With minor modifications, Mathers and Loncar have adopted the same methodology as was used in the earlier GBD study. This is not a radical new “take” on the issue and we should not be surprised that no major changes in the GBD estimates have emerged.

However, the findings confirm that the burden of morbidity and mortality that is due to HIV/AIDS will be substantially higher than estimated in the original GBD study. Small declines in the total burden of morbidity and mortality due to a number of other causes will result in the overall projections for mortality for 2030 remaining much the same as predicted earlier. In the baseline projection, by 2015, HIV/AIDS will be the leading cause of burden of disease in both low- and middle-income countries, but the predicted rise in tobacco-attributable deaths means that, globally, tobacco will kill 50% more people than HIV/AIDS. The three leading causes of burden of disease in 2030 are projected to be HIV/AIDS, unipolar depressive disorders, and ischemic heart disease. Road traffic accidents are the fourth leading cause in the baseline scenario, and the third leading cause, ahead of ischemic heart disease, in the optimistic scenario.

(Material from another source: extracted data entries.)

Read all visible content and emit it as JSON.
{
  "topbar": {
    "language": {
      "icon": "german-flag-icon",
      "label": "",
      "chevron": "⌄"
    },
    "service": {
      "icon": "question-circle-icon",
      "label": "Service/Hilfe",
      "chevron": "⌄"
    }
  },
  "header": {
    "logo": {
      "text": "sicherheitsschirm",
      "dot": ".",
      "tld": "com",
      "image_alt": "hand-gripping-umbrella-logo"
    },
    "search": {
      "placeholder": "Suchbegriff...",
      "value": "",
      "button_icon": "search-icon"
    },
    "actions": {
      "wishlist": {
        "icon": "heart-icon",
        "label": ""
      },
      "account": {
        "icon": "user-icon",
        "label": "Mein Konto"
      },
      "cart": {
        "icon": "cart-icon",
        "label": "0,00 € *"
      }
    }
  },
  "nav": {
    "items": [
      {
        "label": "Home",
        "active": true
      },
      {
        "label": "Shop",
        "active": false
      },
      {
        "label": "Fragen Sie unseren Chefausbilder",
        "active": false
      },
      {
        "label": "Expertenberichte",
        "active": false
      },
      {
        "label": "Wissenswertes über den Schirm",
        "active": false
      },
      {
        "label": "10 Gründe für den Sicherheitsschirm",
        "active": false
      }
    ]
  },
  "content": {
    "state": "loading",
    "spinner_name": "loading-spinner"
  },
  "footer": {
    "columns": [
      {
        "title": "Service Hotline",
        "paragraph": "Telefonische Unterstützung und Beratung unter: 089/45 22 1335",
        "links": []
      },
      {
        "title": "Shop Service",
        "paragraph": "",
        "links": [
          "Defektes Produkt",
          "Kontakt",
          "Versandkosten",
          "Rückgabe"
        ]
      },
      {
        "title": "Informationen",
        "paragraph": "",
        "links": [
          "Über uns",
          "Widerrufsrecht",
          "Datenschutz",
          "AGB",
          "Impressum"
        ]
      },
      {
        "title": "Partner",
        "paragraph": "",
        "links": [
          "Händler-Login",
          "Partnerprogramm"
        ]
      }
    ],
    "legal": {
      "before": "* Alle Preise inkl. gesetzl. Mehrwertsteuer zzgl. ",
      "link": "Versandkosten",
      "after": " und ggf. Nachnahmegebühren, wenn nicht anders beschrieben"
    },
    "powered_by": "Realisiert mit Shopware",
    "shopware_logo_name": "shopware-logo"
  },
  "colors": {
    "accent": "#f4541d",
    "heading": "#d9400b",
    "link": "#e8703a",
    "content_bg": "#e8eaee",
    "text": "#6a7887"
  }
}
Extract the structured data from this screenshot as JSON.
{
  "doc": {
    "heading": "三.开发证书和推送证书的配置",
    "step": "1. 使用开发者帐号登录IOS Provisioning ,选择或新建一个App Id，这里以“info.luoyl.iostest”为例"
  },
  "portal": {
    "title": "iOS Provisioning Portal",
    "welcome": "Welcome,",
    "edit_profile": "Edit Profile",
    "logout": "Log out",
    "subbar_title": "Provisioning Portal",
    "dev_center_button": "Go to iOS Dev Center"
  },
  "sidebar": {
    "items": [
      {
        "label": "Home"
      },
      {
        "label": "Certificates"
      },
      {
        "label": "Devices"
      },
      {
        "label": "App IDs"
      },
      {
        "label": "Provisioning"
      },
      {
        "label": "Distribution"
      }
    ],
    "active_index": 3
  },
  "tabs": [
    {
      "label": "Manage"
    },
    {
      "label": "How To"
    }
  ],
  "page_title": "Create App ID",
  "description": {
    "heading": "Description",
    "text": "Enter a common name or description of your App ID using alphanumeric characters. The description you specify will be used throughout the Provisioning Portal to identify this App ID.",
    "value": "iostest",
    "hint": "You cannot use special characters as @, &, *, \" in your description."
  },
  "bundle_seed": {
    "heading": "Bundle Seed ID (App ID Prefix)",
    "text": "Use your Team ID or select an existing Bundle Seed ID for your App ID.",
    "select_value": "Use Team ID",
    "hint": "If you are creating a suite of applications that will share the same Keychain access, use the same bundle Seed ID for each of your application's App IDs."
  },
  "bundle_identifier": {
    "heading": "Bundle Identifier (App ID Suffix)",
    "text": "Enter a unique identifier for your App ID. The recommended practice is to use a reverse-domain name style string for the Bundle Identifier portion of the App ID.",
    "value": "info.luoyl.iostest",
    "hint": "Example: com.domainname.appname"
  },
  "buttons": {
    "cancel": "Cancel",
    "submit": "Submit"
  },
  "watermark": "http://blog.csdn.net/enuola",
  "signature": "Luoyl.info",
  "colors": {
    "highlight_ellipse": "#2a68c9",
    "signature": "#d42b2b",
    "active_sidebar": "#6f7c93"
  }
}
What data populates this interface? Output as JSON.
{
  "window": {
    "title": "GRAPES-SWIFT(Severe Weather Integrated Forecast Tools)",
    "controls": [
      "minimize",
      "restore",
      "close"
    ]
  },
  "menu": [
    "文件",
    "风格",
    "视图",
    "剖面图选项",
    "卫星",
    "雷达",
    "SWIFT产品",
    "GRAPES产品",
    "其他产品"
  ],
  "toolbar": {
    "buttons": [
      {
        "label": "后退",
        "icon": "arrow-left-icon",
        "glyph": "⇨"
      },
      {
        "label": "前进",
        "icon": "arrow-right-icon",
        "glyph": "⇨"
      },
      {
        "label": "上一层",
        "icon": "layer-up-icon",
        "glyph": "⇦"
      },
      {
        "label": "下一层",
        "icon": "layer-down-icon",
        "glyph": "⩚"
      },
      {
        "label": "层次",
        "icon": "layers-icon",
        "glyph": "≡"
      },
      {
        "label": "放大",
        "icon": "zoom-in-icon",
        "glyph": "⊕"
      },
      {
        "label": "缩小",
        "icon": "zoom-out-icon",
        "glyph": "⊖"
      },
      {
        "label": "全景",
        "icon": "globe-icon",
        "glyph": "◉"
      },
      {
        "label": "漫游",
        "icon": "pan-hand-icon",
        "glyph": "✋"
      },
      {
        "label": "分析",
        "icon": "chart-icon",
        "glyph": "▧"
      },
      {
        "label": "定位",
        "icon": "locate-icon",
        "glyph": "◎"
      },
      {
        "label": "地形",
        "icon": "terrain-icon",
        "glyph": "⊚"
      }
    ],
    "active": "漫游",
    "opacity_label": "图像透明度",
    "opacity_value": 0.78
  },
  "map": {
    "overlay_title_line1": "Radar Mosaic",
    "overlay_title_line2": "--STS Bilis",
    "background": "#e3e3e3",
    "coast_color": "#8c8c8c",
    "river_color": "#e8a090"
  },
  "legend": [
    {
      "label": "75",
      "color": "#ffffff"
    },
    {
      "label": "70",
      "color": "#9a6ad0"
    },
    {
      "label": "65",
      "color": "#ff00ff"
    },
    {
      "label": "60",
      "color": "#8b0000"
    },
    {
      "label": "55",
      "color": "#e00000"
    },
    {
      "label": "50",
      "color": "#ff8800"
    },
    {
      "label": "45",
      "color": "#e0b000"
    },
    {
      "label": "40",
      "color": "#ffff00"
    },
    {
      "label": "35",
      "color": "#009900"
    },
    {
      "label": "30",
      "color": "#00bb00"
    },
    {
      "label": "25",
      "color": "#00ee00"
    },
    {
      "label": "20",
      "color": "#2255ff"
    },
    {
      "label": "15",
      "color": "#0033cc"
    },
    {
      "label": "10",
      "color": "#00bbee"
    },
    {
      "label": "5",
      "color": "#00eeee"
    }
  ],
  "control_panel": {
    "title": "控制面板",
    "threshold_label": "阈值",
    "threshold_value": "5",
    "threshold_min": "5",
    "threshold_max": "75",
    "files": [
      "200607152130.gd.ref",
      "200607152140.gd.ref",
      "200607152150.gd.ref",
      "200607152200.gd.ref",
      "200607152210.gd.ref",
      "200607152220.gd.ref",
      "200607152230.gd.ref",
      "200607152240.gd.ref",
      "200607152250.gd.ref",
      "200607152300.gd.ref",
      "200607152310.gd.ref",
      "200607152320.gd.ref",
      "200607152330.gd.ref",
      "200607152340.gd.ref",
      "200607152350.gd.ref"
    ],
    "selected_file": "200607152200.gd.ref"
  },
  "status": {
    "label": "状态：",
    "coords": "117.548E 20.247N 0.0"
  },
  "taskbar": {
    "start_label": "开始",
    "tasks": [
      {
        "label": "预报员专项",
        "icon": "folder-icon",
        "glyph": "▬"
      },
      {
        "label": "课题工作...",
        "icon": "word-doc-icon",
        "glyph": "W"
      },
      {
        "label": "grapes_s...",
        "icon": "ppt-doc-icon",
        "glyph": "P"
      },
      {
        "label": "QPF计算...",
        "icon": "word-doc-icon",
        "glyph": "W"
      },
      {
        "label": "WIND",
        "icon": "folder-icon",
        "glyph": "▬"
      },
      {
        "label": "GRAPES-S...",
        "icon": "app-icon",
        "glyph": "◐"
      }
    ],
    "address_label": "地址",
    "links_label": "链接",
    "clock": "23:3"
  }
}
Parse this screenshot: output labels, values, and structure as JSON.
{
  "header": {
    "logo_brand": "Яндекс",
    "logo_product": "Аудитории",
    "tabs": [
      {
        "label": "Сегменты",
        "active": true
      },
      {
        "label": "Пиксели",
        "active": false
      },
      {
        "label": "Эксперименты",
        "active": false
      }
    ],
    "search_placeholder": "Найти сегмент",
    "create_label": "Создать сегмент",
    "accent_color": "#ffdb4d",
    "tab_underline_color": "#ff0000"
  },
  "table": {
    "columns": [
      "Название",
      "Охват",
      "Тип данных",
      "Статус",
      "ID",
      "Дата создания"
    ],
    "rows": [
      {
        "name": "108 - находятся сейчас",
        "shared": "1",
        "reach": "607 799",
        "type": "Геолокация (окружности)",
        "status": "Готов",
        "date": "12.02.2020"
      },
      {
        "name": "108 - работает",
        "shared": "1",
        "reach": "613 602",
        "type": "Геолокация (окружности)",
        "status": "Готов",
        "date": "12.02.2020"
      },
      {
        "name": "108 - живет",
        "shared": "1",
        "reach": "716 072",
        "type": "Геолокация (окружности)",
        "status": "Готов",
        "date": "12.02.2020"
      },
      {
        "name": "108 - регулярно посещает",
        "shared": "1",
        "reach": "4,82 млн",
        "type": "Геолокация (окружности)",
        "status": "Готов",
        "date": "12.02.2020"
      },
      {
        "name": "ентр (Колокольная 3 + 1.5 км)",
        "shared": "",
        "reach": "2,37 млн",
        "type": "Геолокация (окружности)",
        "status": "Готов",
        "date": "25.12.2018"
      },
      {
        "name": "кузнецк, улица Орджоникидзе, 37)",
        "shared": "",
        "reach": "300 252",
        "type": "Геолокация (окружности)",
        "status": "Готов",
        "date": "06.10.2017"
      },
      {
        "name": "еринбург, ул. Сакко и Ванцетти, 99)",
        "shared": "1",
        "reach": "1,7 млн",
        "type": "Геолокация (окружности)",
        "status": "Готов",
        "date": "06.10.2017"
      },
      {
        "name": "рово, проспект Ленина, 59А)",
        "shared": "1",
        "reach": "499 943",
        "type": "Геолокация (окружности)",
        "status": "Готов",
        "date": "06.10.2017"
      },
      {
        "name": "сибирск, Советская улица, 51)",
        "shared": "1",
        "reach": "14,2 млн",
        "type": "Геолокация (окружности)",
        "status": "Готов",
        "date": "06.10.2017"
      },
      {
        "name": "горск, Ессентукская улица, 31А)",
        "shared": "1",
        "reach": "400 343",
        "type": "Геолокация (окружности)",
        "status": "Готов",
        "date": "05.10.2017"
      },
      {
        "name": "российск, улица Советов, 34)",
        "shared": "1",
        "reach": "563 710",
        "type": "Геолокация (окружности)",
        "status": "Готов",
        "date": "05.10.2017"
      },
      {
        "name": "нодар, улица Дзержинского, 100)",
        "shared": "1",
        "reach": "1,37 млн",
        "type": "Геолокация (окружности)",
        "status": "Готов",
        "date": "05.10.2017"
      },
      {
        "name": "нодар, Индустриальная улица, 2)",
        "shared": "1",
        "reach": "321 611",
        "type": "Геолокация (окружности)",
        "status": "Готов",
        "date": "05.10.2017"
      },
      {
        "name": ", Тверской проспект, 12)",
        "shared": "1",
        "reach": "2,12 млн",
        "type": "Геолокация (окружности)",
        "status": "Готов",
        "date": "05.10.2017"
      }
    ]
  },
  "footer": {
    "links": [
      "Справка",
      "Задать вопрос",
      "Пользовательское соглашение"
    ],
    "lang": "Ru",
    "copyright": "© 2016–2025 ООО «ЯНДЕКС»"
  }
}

An inspection of the research published in PLoS Medicine in recent months shows that we are indeed giving due attention to HIV/AIDS and to other infectious diseases. But we need to publish more research on cardiovascular disease, diabetes, mental health, road traffic accidents, and chronic obstructive pulmonary disease.

It has been interesting to observe that some medical specialties more than others have chosen to submit their work to us. In particular, researchers from the infectious diseases, epidemiology, and public health communities have shown strong support for the journal. One reason for this support might be that, for example, AIDS researchers—all too aware that HIV is most prevalent in the world's poorest countries—have more swiftly grasped the need to make the results of research freely available to all. Nonetheless, the advantages of open access apply to all disciplines.

But the implications of the findings of Mathers and Loncar obviously go considerably beyond the content of this or any other journal. Their report should help set the agenda for policy and establish the priorities for research. But will it? Sadly, it is all too clear that the greatest needs are generally not those that receive the greatest attention. Most notably, only 10% of expenditure on health research and development is devoted to the problems that primarily affect the poorest 90% of the world's population [3].

Mathers and Loncar caution that continued economic and social development is required for further progress to be made in reducing the global burden, and they stress that they have worked on the assumption that such development will lead to improved health in the developing world, in the same manner that it has done in richer nations. Global climate change and the dwindling of key resources (notably oil) could very well hold back economic growth and put development efforts off-track. There are many “unknowns”—including international conflict—that can never be factored into the calculations of those who are brave enough to seek to predict the future.

Things could be much worse than the most pessimistic of the report's three alternative projections, most notably if the levels of economic growth that they have assumed are not attained. But they could also be much better than even the most optimistic projection. This would require many institutions and individuals also to “do the right stuff.” Identifying the problems is a good place to start, but it must now lead on to the development of constructive policies and to collaborative action.

References

  1. 1. Mathers CD, Loncar D (2006) Projections of global mortality and burden of disease from 2002 to 2030. PLoS Med 3: e442.
  2. 2. (1996) Alternative visions of the future: Projecting mortality and disability, 1990–2020. The global burden of disease. In: Murray CJL, Lopez AD, editors. Cambridge (MA): Harvard University Press. pp. 325–397. editors.